Les efforts de ce comité seront malheureusement vains et, celui-ci, sera
dissous en 1933. Une grosse ombre assombrit la belle vie à Berlin : une
mésentente profonde entre Jacques et son épouse. Malgré les infidélités de
Jacques, le couple essaie néanmoins de
sauver les apparences. A cette époque, le divorce est extrêmement mal considéré
par toute la société et en particuliers dans le cercle des officiers. Dans cette ambiance familiale difficile,
Jacques Prévaux est finalement heureux de quitter la vie diplomatique pour un
nouveau commandement. De mai 1931 à juillet 1933, il commande l'aviso « Altaïr » affecté à la défense de la concession
française de Shanghai. Il profite de ses loisirs lors des escales pour se
plonger dans l’étude du bouddhisme. Sa mission militaire est importante :
protéger la concession française contre d’éventuels belligérants alors que la
guerre fait rage entre Chinois et Japonais. En 1933, il est muté en France pour une
période de quatre mois de congé. Jacques et Blondine visitent la Toscane avec
leurs deux filles puis, ces dernières rentrées en France chez les parents de
Blondine, le couple s’installe en appartement dans Rome. Blandine Ollivier, qui
parle italien, écrit alors un livre sur la jeunesse fasciste italienne,
« Jeunesse fasciste » (Gallimard, 1934). Pour rédiger cet
ouvrage, elle effectue des enquêtes et reportages et obtient des interviews de
Ciano, gendre de Mussolini. Pendant ce temps, Jacques visite Rome. Le couple
rentre à Paris durant l’automne. Malgré les vacances passées en famille, le
couple reste divisé. Jacques va alors rencontrer celle qui va devenir sa
seconde épouse, une jeune Juive d'origine polonaise, naturalisée française en
1934, Lotka (Charlotte) Leitner.
Lotka est arrivée en France en 1924. Elle y est envoyée par sa mère, pour y suivre
un stage chez le modiste très renommé Reboux. Bien vite, Lotka est
repérée par une cliente, Madeleine Vionnet, célèbre
couturière. Elle lui propose un travail de mannequin pour présenter ses collections.

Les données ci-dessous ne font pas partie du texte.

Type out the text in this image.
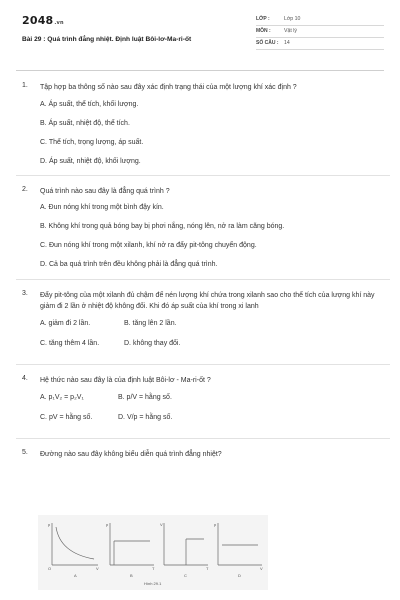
2048.vn
Bài 29 : Quá trình đẳng nhiệt. Định luật Bôi-lơ-Ma-ri-ốt
LỚP :	Lớp 10
MÔN :	Vật lý
SỐ CÂU : 14
1. Tập hợp ba thông số nào sau đây xác định trạng thái của một lượng khí xác định ?
A. Áp suất, thể tích, khối lượng.
B. Áp suất, nhiệt độ, thể tích.
C. Thể tích, trọng lượng, áp suất.
D. Áp suất, nhiệt độ, khối lượng.
2. Quá trình nào sau đây là đẳng quá trình ?
A. Đun nóng khí trong một bình đậy kín.
B. Không khí trong quả bóng bay bị phơi nắng, nóng lên, nở ra làm căng bóng.
C. Đun nóng khí trong một xilanh, khí nở ra đẩy pit-tông chuyển động.
D. Cả ba quá trình trên đều không phải là đẳng quá trình.
3. Đẩy pit-tông của một xilanh đủ chậm để nén lượng khí chứa trong xilanh sao cho thể tích của lượng khí này giảm đi 2 lần ở nhiệt độ không đổi. Khi đó áp suất của khí trong xi lanh
A. giảm đi 2 lần.	B. tăng lên 2 lần.
C. tăng thêm 4 lần.	D. không thay đổi.
4. Hệ thức nào sau đây là của định luật Bôi-lơ - Ma-ri-ốt ?
A. p₁V₂ = p₂V₁	B. p/V = hằng số.
C. pV = hằng số.	D. V/p = hằng số.
5. Đường nào sau đây không biểu diễn quá trình đẳng nhiệt?
p
V
p
T
V
T
p
V
O
A	B	C	D
Hình 29.1
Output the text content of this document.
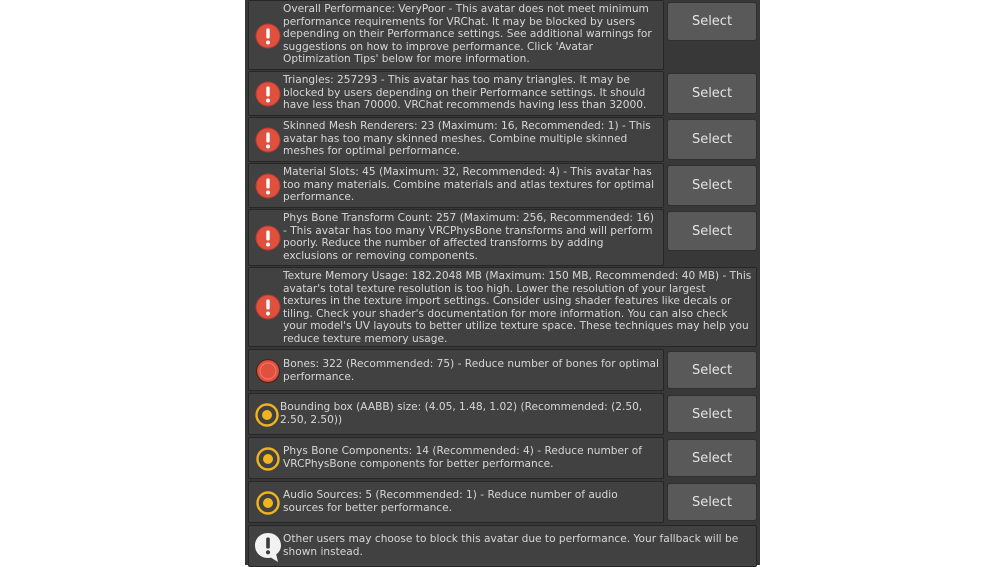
Overall Performance: VeryPoor - This avatar does not meet minimum performance requirements for VRChat. It may be blocked by users depending on their Performance settings. See additional warnings for suggestions on how to improve performance. Click 'Avatar Optimization Tips' below for more information.
Select
Triangles: 257293 - This avatar has too many triangles. It may be blocked by users depending on their Performance settings. It should have less than 70000. VRChat recommends having less than 32000.
Select
Skinned Mesh Renderers: 23 (Maximum: 16, Recommended: 1) - This avatar has too many skinned meshes. Combine multiple skinned meshes for optimal performance.
Select
Material Slots: 45 (Maximum: 32, Recommended: 4) - This avatar has too many materials. Combine materials and atlas textures for optimal performance.
Select
Phys Bone Transform Count: 257 (Maximum: 256, Recommended: 16) - This avatar has too many VRCPhysBone transforms and will perform poorly. Reduce the number of affected transforms by adding exclusions or removing components.
Select
Texture Memory Usage: 182.2048 MB (Maximum: 150 MB, Recommended: 40 MB) - This avatar's total texture resolution is too high. Lower the resolution of your largest textures in the texture import settings. Consider using shader features like decals or tiling. Check your shader's documentation for more information. You can also check your model's UV layouts to better utilize texture space. These techniques may help you reduce texture memory usage.
Bones: 322 (Recommended: 75) - Reduce number of bones for optimal performance.	Select
Bounding box (AABB) size: (4.05, 1.48, 1.02) (Recommended: (2.50, 2.50, 2.50))	Select
Phys Bone Components: 14 (Recommended: 4) - Reduce number of VRCPhysBone components for better performance.	Select
Audio Sources: 5 (Recommended: 1) - Reduce number of audio sources for better performance.	Select
Other users may choose to block this avatar due to performance. Your fallback will be shown instead.
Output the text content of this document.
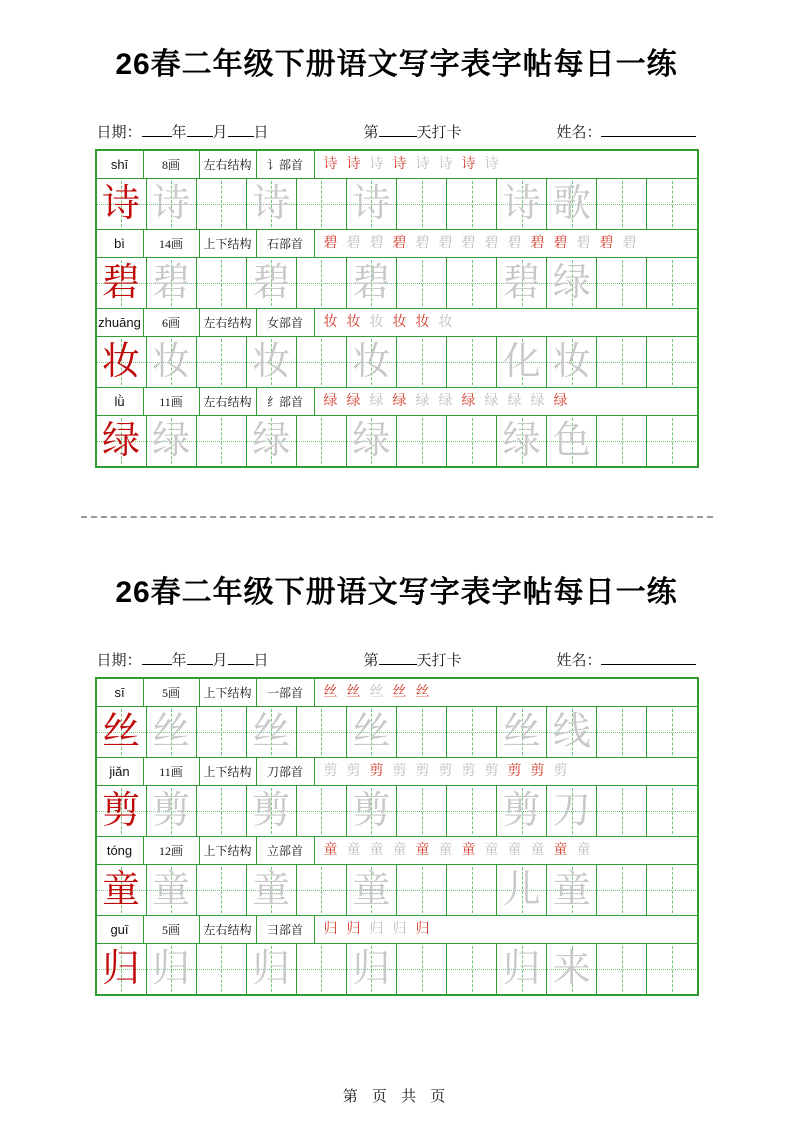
26春二年级下册语文写字表字帖每日一练
日期： 年 月 日	第	天打卡	姓名：
shī	8画	左右结构	讠部首	诗 诗 诗 诗 诗 诗 诗 诗
诗 诗 诗 诗	诗 歌
bì	14画	上下结构	石部首	碧 碧 碧 碧 碧 碧 碧 碧 碧 碧 碧 碧 碧 碧
碧 碧 碧 碧	碧 绿
zhuāng	6画	左右结构	女部首	妆 妆 妆 妆 妆 妆
妆 妆 妆 妆	化 妆
lǜ	11画	左右结构	纟部首	绿 绿 绿 绿 绿 绿 绿 绿 绿 绿 绿
绿 绿 绿 绿	绿 色
26春二年级下册语文写字表字帖每日一练
日期： 年 月 日	第	天打卡	姓名：
sī	5画	上下结构	一部首	丝 丝 丝 丝 丝
丝 丝 丝 丝	丝 线
jiǎn	11画	上下结构	刀部首	剪 剪 剪 剪 剪 剪 剪 剪 剪 剪 剪
剪 剪 剪 剪	剪 刀
tóng	12画	上下结构	立部首	童 童 童 童 童 童 童 童 童 童 童 童
童 童 童 童	儿 童
guī	5画	左右结构	彐部首	归 归 归 归 归
归 归 归 归	归 来
第 页 共 页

Lotka accepte et fera ce métier quatre ans avant de
le quitter pour travailler comme esthéticienne chez Elisabeth Arden. Lotka en 1929 exerça la profession de mannequin pour la couturière Madeleine Vionnet C’est chez une jeune artiste excentrique
allemande surnommée « Mopse » que Lotka rencontra Jacques un soir de novembre 1933. Jacques connaissait
en effet Mopse pour l’avoir rencontrée côtoyée alors
qu’il était en poste à Berlin. Son vrai nom était Dorothea
Sterheim, fille du dramaturge Carl Sternheim. Mopse était alors fort connue sur la scène culturelle du
Berlin des années 20, notamment à cause de son attitude très libérée. Jacques,
revenu de son congé d’Italie, était venu la saluer ce soir- là et eut le coup
de foudre pour Lotka, l’invitée de « Mopse ». Lotka était alors
en partance pour un long congé en Pologne. Jacques dut alors se contenter d’une
correspondance assidue mais quand elle revint à Paris, en février 1934, le bel
officier de 45 ans, était présent sur le quai. Les retrouvailles furent
émouvantes et, au cours de celles-ci, Jacques et Lotka
s’avouèrent ne plus pouvoir se passer l’un de l’autre. Jacques après son congé a été muté à
Rochefort pour prendre le commandement d’un grand centre aéronautique où sont
stationnés les derniers dirigeables dont la dernière sortie s’effectuera en
1937. Mais Rochefort dispose aussi d’une base d’hydravions. Jacques commande
dès lors à plus de mille personnes. Il est surchargé d’un travail qu’il
apprécie et se fait estimer bien vote par son charisme et sa disponibilité. A
Rochefort, Prévaux habite dans une belle villa avec sa femme et ses deux filles
qui ont enfin leur père auprès d’elles. Le couple est cependant toujours factice.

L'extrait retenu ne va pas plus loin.